Friday, December 18, 2009
Christmas comes two or three times a year when you’re friends with the Garnetts. Pam couldn’t bear the thought of us not celebrating Christmas together (actually I think it was just an excuse to bring out the trimmings as Pam is a lover of all things Christmas), so we had it a week early. Pam outdid herself in the kitchen and with the table setting, with Maddy’s help. She laid on a real English Christmas feast complete with Turkey and pigs in blankets! It was awesome. After the meal we opened pressies, and amongst other things we were blessed with a digital photo frame and photos from Pam’s collection to go with it. So many mad and happy memories!

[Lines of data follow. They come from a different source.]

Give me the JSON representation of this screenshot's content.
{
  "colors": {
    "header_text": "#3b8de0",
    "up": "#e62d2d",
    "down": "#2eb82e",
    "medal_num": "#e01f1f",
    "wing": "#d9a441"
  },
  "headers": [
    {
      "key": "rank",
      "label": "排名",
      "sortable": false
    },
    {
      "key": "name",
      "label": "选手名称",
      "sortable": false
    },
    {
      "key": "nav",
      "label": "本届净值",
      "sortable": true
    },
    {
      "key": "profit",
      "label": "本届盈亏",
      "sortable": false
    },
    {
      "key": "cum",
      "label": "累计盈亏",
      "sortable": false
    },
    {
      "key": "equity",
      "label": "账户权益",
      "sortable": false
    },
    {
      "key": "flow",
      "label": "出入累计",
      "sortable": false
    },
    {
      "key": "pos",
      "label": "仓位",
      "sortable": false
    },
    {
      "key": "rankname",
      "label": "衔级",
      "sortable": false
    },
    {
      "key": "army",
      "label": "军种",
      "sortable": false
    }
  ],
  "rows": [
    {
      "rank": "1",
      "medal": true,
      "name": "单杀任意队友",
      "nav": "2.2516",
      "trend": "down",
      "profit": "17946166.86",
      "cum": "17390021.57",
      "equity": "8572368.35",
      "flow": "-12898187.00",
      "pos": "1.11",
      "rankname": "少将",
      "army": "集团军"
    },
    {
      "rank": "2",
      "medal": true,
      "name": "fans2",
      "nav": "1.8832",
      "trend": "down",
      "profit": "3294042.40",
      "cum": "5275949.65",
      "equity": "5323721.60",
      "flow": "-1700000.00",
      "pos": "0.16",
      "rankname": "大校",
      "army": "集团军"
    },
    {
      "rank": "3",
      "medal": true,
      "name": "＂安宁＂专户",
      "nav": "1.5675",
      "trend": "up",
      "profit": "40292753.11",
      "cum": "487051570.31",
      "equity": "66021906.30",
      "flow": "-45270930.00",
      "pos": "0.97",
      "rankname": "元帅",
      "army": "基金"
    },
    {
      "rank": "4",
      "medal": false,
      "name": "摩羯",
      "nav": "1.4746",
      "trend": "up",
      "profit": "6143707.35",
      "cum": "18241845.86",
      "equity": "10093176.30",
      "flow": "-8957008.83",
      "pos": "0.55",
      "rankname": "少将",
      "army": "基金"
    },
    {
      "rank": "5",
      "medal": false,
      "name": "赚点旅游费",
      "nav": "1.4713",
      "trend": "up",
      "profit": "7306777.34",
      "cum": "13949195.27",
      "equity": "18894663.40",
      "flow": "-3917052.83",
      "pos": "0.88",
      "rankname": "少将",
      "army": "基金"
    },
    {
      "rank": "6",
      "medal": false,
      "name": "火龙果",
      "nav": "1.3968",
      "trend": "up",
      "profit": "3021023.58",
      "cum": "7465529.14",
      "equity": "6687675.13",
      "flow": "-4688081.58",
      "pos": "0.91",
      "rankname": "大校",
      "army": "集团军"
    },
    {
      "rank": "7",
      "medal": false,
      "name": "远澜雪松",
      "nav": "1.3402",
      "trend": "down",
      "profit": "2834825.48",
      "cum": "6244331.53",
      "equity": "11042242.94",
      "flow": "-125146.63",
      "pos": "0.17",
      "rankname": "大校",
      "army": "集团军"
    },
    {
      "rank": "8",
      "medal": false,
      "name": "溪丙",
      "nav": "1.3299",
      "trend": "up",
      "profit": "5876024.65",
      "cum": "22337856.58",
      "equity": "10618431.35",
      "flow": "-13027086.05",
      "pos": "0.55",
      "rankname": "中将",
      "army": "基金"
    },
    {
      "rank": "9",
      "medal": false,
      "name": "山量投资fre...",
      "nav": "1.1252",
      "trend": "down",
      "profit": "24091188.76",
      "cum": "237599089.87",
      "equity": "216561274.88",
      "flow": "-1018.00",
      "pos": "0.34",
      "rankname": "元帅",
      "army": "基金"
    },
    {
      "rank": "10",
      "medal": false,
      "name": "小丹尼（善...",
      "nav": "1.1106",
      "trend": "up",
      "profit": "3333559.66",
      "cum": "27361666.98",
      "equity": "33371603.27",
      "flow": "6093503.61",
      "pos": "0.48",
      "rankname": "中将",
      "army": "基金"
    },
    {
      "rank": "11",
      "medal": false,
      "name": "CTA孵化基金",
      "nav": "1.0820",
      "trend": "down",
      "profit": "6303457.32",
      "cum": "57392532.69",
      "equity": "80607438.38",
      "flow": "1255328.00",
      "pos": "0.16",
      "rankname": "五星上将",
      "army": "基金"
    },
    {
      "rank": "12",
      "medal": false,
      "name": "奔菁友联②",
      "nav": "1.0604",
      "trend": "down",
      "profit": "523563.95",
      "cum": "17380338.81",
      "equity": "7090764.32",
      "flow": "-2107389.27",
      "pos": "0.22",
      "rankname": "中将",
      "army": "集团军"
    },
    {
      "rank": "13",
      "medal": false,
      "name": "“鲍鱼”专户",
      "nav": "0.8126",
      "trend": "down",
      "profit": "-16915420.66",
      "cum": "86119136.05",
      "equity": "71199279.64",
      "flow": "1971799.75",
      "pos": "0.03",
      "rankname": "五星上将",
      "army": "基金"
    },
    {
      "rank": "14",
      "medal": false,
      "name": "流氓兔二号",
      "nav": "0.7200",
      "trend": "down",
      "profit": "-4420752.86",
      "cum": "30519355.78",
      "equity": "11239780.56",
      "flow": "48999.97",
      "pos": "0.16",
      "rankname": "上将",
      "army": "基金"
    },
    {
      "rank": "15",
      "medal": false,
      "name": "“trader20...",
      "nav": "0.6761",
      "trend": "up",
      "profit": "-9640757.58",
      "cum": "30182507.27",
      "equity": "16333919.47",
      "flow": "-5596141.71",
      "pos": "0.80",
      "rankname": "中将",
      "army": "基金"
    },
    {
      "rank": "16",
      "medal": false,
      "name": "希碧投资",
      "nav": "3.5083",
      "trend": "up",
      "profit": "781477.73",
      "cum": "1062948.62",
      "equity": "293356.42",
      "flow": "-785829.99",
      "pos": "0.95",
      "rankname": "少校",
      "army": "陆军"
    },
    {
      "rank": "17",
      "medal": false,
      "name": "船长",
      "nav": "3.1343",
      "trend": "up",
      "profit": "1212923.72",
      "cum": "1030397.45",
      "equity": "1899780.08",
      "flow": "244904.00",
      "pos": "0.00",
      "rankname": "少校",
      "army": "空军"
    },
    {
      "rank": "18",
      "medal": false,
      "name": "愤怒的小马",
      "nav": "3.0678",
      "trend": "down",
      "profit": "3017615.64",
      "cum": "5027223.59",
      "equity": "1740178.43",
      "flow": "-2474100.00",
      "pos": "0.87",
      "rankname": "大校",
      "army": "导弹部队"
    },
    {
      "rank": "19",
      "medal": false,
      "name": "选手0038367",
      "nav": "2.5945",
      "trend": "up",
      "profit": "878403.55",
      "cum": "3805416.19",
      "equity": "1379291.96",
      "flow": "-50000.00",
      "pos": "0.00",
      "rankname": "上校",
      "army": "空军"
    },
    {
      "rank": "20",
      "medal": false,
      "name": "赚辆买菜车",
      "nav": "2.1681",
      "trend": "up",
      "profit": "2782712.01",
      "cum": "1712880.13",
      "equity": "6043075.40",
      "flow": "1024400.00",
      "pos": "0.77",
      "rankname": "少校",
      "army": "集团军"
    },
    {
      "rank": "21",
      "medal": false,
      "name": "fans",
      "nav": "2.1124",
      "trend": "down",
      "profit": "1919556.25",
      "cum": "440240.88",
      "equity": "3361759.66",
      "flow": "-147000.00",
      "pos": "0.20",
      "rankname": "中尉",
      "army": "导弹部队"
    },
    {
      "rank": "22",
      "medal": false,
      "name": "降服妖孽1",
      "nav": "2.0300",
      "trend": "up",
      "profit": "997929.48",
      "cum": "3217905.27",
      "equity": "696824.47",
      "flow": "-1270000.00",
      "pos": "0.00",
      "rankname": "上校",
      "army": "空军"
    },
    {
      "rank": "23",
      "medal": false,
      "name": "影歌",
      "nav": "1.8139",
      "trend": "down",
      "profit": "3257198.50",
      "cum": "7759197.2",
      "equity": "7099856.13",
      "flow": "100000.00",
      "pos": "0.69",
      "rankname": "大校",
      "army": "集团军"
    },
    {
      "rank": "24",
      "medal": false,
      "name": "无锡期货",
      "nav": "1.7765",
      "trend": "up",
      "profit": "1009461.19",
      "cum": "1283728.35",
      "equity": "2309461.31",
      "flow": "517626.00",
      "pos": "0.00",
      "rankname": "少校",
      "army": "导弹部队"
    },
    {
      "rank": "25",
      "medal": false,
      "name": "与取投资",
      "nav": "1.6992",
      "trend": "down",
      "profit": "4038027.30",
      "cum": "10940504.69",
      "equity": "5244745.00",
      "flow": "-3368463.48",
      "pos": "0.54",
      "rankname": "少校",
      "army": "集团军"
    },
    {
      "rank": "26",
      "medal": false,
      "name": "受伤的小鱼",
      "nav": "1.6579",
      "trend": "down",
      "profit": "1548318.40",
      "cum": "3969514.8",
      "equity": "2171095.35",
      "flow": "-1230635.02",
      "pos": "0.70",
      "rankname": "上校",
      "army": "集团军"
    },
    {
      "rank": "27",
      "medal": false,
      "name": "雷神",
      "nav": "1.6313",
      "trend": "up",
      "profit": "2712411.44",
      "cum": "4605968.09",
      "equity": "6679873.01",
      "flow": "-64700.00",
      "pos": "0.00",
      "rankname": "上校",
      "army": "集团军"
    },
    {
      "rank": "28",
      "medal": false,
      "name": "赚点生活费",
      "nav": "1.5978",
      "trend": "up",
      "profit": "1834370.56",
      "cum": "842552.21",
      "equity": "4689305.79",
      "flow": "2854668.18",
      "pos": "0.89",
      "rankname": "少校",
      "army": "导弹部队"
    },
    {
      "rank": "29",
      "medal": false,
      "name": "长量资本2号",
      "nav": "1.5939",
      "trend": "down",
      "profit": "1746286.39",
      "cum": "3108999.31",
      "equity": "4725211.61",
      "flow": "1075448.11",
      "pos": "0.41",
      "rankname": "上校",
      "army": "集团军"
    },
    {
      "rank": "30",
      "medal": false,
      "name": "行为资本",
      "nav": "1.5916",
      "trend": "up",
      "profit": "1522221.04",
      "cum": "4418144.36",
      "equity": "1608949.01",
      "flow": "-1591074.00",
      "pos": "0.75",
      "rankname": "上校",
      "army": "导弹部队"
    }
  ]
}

Thursday, December 17, 2009
I woke up this morning wondering what I was going to do with myself all day, with no plans, engagements, or packing to do. I don't enjoy days that are wide open like that as they tend to drag! Nick took himself off on a long walk as he was wanting to do Lot's Wife's Ponds, a walk which I was not keen on. The boys and I left for town around 9.30, finding Nick along the way so we gave him a lift cross-country to White Gate. We did a bit of shopping in town then shared a toasted baguette at the coffee shop before heading up to the manse to drop some boxes off. Spent some time with Graeme and Hazel, then came home around 2.30 and watched an episode of Thunderbirds. Nick came home at about 4 pm after a long day of walking about. He got a bit lost, he says, and couldn't find the path to the ponds but had an excellent photographic walk around the area: In the evening we had supper at Gavin and Tammy with another family as well, who we have gotten to know and enjoy over the last couple of weeks – a very companionable evening!